The latest to plead for landlords’ mercy was French luxury goods conglomerate LVMH. Revenue from its signature brand Louis Vuitton slumped 10 percent year- on-year in Hong Kong, Macau and China for the first half while Europe and the United States saw stronger sales of fashion and leather goods.
It is also planning to close a directly operated shop of its biggest watch brand, Tag Heuer, in Causeway Bay. “I’m not sure if the shop will be closed this year or next but for sure I want to close it because of high rental costs and a drop in traffic,” chief financial officer Jean-Jacques Guiony told Reuters on Monday.
British high-end fashion house Burberry, which has 16 shops in the SAR, said it may trim its local store network and negotiate for lower rents after the Hong Kong market, which accounts for about one-tenth of the brand’s total sales, saw a double-digit percentage fall in sales over the period.
Meanwhile, Gucci owner Kering said it will consider closing its Hong Kong and Macau outlets if rents stay high. “Many landlords have not necessarily understood that the markets have changed,” chief financial officer Jean- Marc Duplaix said. Hong Kong and Macau accounted for more than 10 percent of Kering’s first-half luxury retail sales, a spokeswoman said.
Waning sales and whopping rents have sent Italian fashion label Baldinini packing. It shut its first and only flagship boutique in Hong Kong after just four months in operation, ending its three- year contract.
With big names reeling and pushing for cheaper leases, analysts said Hong Kong’s retail rents may see a drop in the second half. The Royal Institution of Chartered Surveyors forecasts a persistent decline in Hong Kong luxury goods sales. Demand for shop space – as well as retail rents – are expected to drop as the number of mainland visitors continues to fall.

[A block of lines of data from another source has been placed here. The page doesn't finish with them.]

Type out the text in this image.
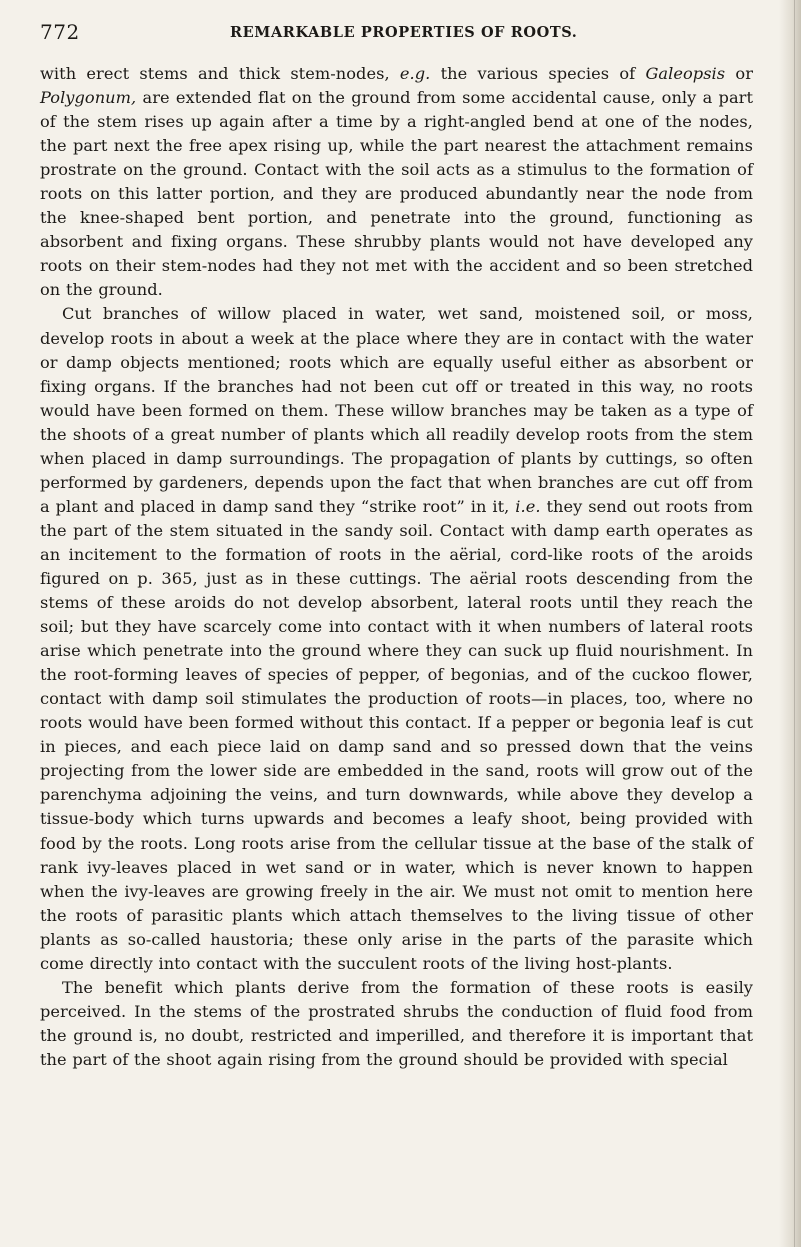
772	REMARKABLE PROPERTIES OF ROOTS.

with erect stems and thick stem-nodes, e.g. the various species of Galeopsis or Polygonum, are extended flat on the ground from some accidental cause, only a part of the stem rises up again after a time by a right-angled bend at one of the nodes, the part next the free apex rising up, while the part nearest the attachment remains prostrate on the ground. Contact with the soil acts as a stimulus to the formation of roots on this latter portion, and they are produced abundantly near the node from the knee-shaped bent portion, and penetrate into the ground, functioning as absorbent and fixing organs. These shrubby plants would not have developed any roots on their stem-nodes had they not met with the accident and so been stretched on the ground.

Cut branches of willow placed in water, wet sand, moistened soil, or moss, develop roots in about a week at the place where they are in contact with the water or damp objects mentioned; roots which are equally useful either as absorbent or fixing organs. If the branches had not been cut off or treated in this way, no roots would have been formed on them. These willow branches may be taken as a type of the shoots of a great number of plants which all readily develop roots from the stem when placed in damp surroundings. The propagation of plants by cuttings, so often performed by gardeners, depends upon the fact that when branches are cut off from a plant and placed in damp sand they “strike root” in it, i.e. they send out roots from the part of the stem situated in the sandy soil. Contact with damp earth operates as an incitement to the formation of roots in the aërial, cord-like roots of the aroids figured on p. 365, just as in these cuttings. The aërial roots descending from the stems of these aroids do not develop absorbent, lateral roots until they reach the soil; but they have scarcely come into contact with it when numbers of lateral roots arise which penetrate into the ground where they can suck up fluid nourishment. In the root-forming leaves of species of pepper, of begonias, and of the cuckoo flower, contact with damp soil stimulates the production of roots—in places, too, where no roots would have been formed without this contact. If a pepper or begonia leaf is cut in pieces, and each piece laid on damp sand and so pressed down that the veins projecting from the lower side are embedded in the sand, roots will grow out of the parenchyma adjoining the veins, and turn downwards, while above they develop a tissue-body which turns upwards and becomes a leafy shoot, being provided with food by the roots. Long roots arise from the cellular tissue at the base of the stalk of rank ivy-leaves placed in wet sand or in water, which is never known to happen when the ivy-leaves are growing freely in the air. We must not omit to mention here the roots of parasitic plants which attach themselves to the living tissue of other plants as so-called haustoria; these only arise in the parts of the parasite which come directly into contact with the succulent roots of the living host-plants.

The benefit which plants derive from the formation of these roots is easily perceived. In the stems of the prostrated shrubs the conduction of fluid food from the ground is, no doubt, restricted and imperilled, and therefore it is important that the part of the shoot again rising from the ground should be provided with special
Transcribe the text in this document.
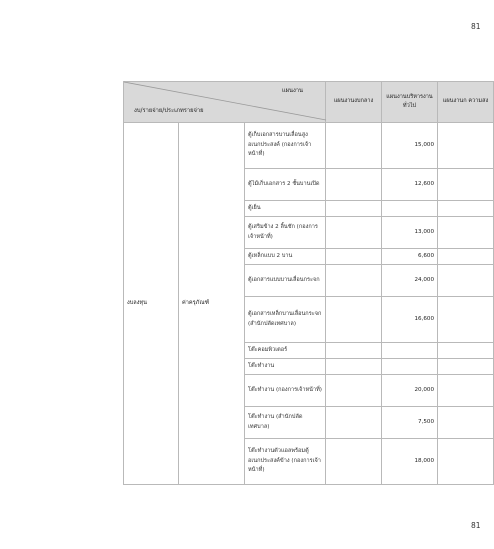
81
แผนงาน
งบ/รายจ่าย/ประเภทรายจ่าย			แผนงานงบกลาง	แผนงานบริหารงานทั่วไป	แผนงานก ความสง
งบลงทุน	ค่าครุภัณฑ์	ตู้เก็บเอกสารบานเลื่อนสูงอเนกประสงค์ (กองการเจ้าหน้าที่)		15,000	
		ตู้ไม้เก็บเอกสาร 2 ชั้นบานเปิด		12,600	
		ตู้เย็น			
		ตู้เสริมข้าง 2 ลิ้นชัก (กองการเจ้าหน้าที่)		13,000	
		ตู้เหล็กแบบ 2 บาน		6,600	
		ตู้เอกสารแบบบานเลื่อนกระจก		24,000	
		ตู้เอกสารเหล็กบานเลื่อนกระจก (สำนักปลัดเทศบาล)		16,600	
		โต๊ะคอมพิวเตอร์			
		โต๊ะทำงาน			
		โต๊ะทำงาน (กองการเจ้าหน้าที่)		20,000	
		โต๊ะทำงาน (สำนักปลัดเทศบาล)		7,500	
		โต๊ะทำงานตัวแอลพร้อมตู้อเนกประสงค์ข้าง (กองการเจ้าหน้าที่)		18,000	
81
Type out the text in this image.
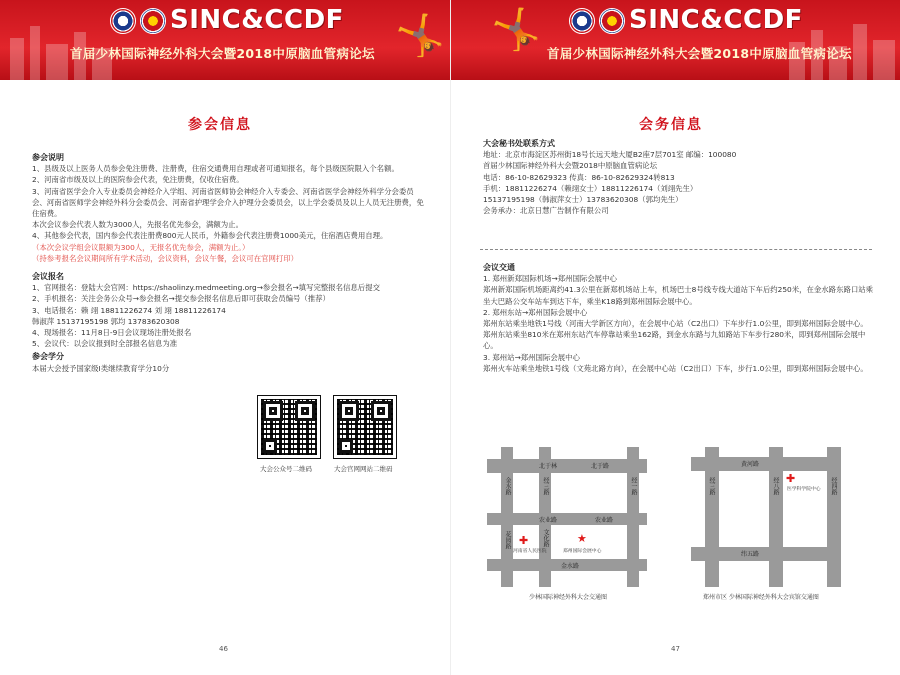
🤸
SINC&CCDF
首届少林国际神经外科大会暨2018中原脑血管病论坛
参会信息

参会说明

1、县级及以上医务人员参会免注册费、注册费，住宿交通费用自理或者可通知报名，每个县级医院限入个名额。

2、河南省市级及以上的医院参会代表，免注册费，仅收住宿费。

3、河南省医学会介入专业委员会神经介入学组、河南省医师协会神经介入专委会、河南省医学会神经外科学分会委员会、河南省医师学会神经外科分会委员会、河南省护理学会介入护理分会委员会，以上学会委员及以上人员无注册费，免住宿费。

本次会议参会代表人数为3000人，先报名优先参会，满额为止。

4、其他参会代表，国内参会代表注册费800元人民币，外籍参会代表注册费1000美元，住宿酒店费用自理。

（本次会议学组会议限额为300人，无报名优先参会，满额为止。）

（持参考报名会议期间所有学术活动，会议资料，会议午餐，会议可在官网打印）

会议报名

1、官网报名：登陆大会官网：https://shaolinzy.medmeeting.org→参会报名→填写完整报名信息后提交

2、手机报名：关注会务公众号→参会报名→提交参会报名信息后即可获取会员编号（推荐）

3、电话报名：赖 翊 18811226274 刘 翊 18811226174

韩淑萍 15137195198 郭均 13783620308

4、现场报名：11月8日-9日会议现场注册处报名

5、会议代：以会议报到时全部报名信息为准

参会学分

本届大会授予国家级Ⅰ类继续教育学分10分

大会公众号二维码	大会官网网站二维码
46
🤸	SINC&CCDF
首届少林国际神经外科大会暨2018中原脑血管病论坛
会务信息

大会秘书处联系方式

地址：北京市海淀区苏州街18号长远天地大厦B2座7层701室 邮编：100080

首届少林国际神经外科大会暨2018中原脑血管病论坛

电话：86-10-82629323 传真：86-10-82629324转813

手机：18811226274（赖翊女士）18811226174（刘翊先生）

15137195198（韩淑萍女士）13783620308（郭均先生）

会务承办：北京日慧广告制作有限公司

会议交通

1. 郑州新郑国际机场→郑州国际会展中心

郑州新郑国际机场距离约41.3公里在新郑机场站上车，机场巴士8号线专线大道站下车后约250米，在金水路东路口站乘坐大巴路公交车站车到达下车，乘坐K18路到郑州国际会展中心。

2. 郑州东站→郑州国际会展中心

郑州东站乘坐地铁1号线（河南大学新区方向），在会展中心站（C2出口）下车步行1.0公里，即到郑州国际会展中心。

郑州东站乘坐810米在郑州东站汽车停靠站乘坐162路，到金水东路与九如路站下车步行280米，即到郑州国际会展中心。

3. 郑州站→郑州国际会展中心

郑州火车站乘坐地铁1号线（文苑北路方向），在会展中心站（C2出口）下车，步行1.0公里，即到郑州国际会展中心。

北于林	北于路
金水路
农业路	农业路
金水路
花园路
经三路
文化路
经一路
✚
河南省人民医院
★
郑州国际会展中心
少林国际神经外科大会交通图
黄河路
纬五路
经三路	经八路	经四路
✚
医学科学院中心
郑州市区 少林国际神经外科大会宾馆交通图
47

In June, visitor arrivals from the mainland were down 1.8 percent year- on-year. Adding to the woes of luxury goods vendors are the changing spending patterns of mainland visitors, who are now looking for more mid-priced products.
Meanwhile, Midland IC&I (0459) chief executive Daniel Wong Hon- shing said retail rents have plummeted in the past six month, tumbling 20 percent from a year earlier. Rents in areas where mainland visitors are concentrated such as Causeway Bay, Tsim Sha Tsui and Yuen Long were hit hardest. Wong expects a further drop of 10-15 percent in retail rents by year end.
For homegrown retailers, which have more outlets and thus more bargaining chips, rent renegotiations are proving easier.
Jewelry seller Chow Tai Fook (1929) has extended the tenancy at a Mong Kok outlet for 40 percent less. It is paying HK$800,000 per month for the 1,400-square-foot store, back to the level in 2009.
Earlier Luk Fook Holdings (0590) renewed the lease for a store at 37C-37D Jordan Road for HK$315,000, 4.5 percent lower than four years ago.
But just as global brands are retreating and local ones turning cautious, mainland jewelry chain Laofengxiang has taken over a three- level shop on Nathan Road, Mong Kok, from Luk Fook at HK$2.1 milllion per month. While Luk Fook was trying to renegotiate its lease at HK$1.7 million – a 26 percent discount – the mainland’s largest jewelry and gold vendor bid HK$400,000 more to snatch the space.
Laofengxiang has snapped up two outlets in Mong Kok so far this year. Luk Fook, in contrast, has given up two in the past three months.